Idaho Highway 75 outside of Sun Valley, Idaho.
You might not want to spend your quarantine in a city. But the rural places many Americans treat as playgrounds, and the workers who keep them running, will suffer for it.
“Wealth is the vector.” That’s what sociologist Tressie McMillan Cottom
tweeted last week, in reference to the
spread of COVID-19 across both the globe and
the United States. Wealth is not the cause of every concentrated outbreak dotting the United States. But it’s the common denominator of so much of its spread outside of
major urban areas. It’s the reason why so many of the
coronavirus hot spots in the Mountain West — Sun Valley, Idaho; Gunnison County, Colorado; Summit County, Utah; Gallatin County, Montana — overlap with winter playgrounds for the wealthy. The virus travels via people, and the people who travel the most, both domestically and internationally, are rich people.

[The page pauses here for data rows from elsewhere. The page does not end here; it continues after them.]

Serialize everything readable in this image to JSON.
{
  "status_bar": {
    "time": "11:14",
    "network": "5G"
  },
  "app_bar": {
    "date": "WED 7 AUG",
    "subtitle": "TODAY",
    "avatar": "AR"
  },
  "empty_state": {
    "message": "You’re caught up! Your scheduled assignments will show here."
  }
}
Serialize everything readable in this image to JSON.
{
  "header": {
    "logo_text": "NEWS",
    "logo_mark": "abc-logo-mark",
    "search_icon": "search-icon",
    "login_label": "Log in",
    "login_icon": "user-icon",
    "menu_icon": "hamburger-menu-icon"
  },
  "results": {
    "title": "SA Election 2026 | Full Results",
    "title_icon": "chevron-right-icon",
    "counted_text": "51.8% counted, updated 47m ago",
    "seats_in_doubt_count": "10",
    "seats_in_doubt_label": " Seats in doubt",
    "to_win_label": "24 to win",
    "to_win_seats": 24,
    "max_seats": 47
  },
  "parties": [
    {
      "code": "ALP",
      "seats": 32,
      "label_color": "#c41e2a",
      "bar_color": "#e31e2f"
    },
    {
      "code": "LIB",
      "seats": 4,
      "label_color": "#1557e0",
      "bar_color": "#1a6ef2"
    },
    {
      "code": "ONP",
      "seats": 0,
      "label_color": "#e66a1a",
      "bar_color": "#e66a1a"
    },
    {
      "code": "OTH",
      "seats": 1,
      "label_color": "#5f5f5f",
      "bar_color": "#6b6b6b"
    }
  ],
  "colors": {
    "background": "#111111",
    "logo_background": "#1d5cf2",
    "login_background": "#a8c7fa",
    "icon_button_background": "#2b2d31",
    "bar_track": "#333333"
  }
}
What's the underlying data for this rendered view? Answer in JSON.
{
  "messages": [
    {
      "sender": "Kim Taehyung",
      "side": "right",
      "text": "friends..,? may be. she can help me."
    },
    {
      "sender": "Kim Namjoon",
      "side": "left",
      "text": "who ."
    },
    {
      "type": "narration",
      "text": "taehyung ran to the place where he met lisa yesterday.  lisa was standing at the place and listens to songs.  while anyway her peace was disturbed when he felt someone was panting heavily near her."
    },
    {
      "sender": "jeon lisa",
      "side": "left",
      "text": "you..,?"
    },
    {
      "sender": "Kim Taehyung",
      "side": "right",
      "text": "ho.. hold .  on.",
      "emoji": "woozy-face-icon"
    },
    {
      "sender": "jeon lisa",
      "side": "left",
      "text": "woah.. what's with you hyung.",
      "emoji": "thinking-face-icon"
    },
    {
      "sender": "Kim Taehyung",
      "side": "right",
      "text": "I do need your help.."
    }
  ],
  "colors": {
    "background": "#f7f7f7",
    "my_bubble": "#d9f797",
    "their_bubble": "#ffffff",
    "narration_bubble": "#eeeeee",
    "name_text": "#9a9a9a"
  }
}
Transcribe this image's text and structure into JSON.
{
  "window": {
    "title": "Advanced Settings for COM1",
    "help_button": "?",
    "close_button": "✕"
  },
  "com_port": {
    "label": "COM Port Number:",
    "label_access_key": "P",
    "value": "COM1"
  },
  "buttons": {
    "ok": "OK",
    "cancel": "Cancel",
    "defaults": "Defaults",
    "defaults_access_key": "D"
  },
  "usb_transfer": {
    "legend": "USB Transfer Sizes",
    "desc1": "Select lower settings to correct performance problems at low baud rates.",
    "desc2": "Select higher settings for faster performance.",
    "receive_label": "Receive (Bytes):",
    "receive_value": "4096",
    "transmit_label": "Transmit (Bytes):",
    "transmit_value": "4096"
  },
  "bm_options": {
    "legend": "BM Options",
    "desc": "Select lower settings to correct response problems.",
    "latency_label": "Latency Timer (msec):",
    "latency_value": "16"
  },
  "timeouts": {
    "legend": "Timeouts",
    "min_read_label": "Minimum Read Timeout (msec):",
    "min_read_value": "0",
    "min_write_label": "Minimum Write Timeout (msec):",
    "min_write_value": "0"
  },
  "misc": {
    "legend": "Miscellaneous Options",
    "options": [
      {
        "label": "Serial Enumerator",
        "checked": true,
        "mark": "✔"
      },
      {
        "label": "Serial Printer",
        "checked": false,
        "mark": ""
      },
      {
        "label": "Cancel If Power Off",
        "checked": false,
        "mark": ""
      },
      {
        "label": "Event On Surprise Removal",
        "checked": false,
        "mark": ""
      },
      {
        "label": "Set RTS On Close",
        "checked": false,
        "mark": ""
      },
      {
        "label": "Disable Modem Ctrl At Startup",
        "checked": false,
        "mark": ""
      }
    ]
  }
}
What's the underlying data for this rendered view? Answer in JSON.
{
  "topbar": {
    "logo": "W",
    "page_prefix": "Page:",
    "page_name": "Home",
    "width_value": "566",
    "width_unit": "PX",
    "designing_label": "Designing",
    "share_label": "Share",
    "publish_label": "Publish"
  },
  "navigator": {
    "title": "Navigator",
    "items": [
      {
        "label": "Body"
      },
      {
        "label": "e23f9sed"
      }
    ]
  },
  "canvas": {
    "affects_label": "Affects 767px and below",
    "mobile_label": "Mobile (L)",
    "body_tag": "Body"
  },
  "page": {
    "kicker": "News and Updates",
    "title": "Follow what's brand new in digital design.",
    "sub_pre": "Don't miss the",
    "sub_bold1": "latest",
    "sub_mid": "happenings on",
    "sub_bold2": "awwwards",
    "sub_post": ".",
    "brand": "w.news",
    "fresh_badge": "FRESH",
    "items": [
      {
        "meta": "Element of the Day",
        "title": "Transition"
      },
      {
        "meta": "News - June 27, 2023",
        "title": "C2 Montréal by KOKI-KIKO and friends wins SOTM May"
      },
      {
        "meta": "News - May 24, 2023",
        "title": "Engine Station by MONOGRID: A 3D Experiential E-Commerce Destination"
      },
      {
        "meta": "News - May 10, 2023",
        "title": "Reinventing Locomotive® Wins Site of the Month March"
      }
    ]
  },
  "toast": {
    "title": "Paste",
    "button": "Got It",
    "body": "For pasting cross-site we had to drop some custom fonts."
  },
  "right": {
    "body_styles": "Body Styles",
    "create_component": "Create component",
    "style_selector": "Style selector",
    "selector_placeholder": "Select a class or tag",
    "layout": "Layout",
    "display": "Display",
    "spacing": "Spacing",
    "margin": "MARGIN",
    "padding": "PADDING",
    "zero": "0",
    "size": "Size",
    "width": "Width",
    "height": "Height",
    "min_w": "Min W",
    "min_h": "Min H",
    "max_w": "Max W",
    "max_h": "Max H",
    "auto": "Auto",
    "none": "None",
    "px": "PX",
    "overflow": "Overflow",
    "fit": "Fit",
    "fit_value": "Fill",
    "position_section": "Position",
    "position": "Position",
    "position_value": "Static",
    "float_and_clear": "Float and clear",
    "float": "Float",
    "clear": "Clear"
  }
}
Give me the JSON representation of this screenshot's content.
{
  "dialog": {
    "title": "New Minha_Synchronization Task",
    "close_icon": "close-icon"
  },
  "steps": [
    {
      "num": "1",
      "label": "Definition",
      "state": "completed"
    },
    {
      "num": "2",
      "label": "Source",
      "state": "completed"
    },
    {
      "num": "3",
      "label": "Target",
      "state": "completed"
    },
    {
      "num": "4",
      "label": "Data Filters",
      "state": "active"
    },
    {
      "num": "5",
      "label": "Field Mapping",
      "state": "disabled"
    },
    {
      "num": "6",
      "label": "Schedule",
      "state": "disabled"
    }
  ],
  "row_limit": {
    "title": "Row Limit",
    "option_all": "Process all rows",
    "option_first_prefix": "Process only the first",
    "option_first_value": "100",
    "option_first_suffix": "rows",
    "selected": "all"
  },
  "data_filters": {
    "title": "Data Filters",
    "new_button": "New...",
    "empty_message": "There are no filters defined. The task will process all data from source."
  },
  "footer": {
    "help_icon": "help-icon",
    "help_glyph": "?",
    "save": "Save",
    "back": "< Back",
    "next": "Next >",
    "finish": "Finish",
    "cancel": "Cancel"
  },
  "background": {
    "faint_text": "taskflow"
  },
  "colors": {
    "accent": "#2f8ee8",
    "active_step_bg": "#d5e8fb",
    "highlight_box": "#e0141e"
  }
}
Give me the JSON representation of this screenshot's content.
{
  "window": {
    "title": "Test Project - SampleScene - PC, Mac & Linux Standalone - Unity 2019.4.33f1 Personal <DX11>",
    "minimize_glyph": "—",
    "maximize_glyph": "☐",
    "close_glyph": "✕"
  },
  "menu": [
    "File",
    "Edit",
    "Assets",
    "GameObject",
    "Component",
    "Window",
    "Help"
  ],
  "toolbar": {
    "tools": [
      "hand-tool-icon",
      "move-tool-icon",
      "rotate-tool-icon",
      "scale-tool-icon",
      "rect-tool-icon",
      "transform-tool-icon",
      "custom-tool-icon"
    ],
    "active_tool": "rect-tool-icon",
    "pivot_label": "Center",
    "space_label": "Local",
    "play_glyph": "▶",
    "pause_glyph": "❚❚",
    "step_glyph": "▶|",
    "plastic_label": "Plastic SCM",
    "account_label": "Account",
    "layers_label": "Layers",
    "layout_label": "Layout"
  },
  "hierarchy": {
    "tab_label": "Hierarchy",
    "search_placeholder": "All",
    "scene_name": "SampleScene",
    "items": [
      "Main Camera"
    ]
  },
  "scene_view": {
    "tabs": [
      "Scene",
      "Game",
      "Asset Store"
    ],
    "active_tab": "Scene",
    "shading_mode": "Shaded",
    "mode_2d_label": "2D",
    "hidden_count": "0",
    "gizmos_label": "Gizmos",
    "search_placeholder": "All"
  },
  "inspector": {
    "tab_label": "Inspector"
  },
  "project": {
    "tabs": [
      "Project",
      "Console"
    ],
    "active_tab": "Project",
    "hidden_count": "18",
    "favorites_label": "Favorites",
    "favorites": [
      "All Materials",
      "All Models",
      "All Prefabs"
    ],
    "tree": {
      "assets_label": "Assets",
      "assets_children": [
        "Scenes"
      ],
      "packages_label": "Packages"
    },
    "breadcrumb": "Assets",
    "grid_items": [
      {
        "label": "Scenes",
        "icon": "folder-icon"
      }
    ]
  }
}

A party in the tony bedroom community of Westport, Connecticut, all the way back on March 5, became what one epidemiologist referred to as a “
super-spreading event,” with infected attendees dispersing throughout Connecticut and New England, and one party-goer falling ill on a plane ride back to South Africa. In Idaho’s Blaine County, home to Sun Valley,
more than half of the residential properties are second homes or rental properties, and more than 30,000 people fly into the regional airport during ski season alone. As of March 31,
187 people in the county of 22,000 have tested positive, including local emergency room physician Brent Russell. Two people have died. The town’s small hospital has two ICU beds and a single ventilator.
“People come here from all over the world,” Russell
told the Idaho Statesman. “Especially this time of year. When I’m in the ER, I get people from New York, Washington D.C., San Francisco, Seattle. Every week there’s people from those places. Most likely someone from an urban area or multiple people from urban areas came here and they just set it off.”
All over the United States, people are fleeing urban areas with high infection rates for the perceived safety and natural beauty of rural areas. Some of them own second homes in those areas; others are paying upwards of $10,000 a month, depending on the area, for temporary housing. The common denominator among those populations is, again, wealth — either their own or their families’. They can flee the city because their jobs can be done remotely, or they don’t work at all. They either had a vacation house already, or they can afford to fork over what amounts to a second rent, or second mortgage.
Not everyone leaving a big city because of the pandemic is heading for a vacation home; many people with mobile jobs are relocating to stay with family in suburban and rural hometowns. And many of the rural places that will eventually be hardest hit by the coronavirus are not upscale ski and beach towns, but small and often poor communities that have no tourist economy — or any of the infrastructure that comes with it. The resort areas seeing an influx of potentially virus-carrying city dwellers now are a kind of canary in the coal mine: a preview of how desperately overwhelmed rural areas across the country will be by the coronavirus, whenever it arrives.
From the
coast of Maine to the
North Shore of Lake Superior, hundreds of thousands of people have either already arrived or are scrambling to find vacant rentals. Some are taking precautions when they leave their primary dwellings, fully isolating themselves for 14 days or more in their new, temporary towns, as the White House
has recommended for anyone leaving New York City. But many, presumably, are not.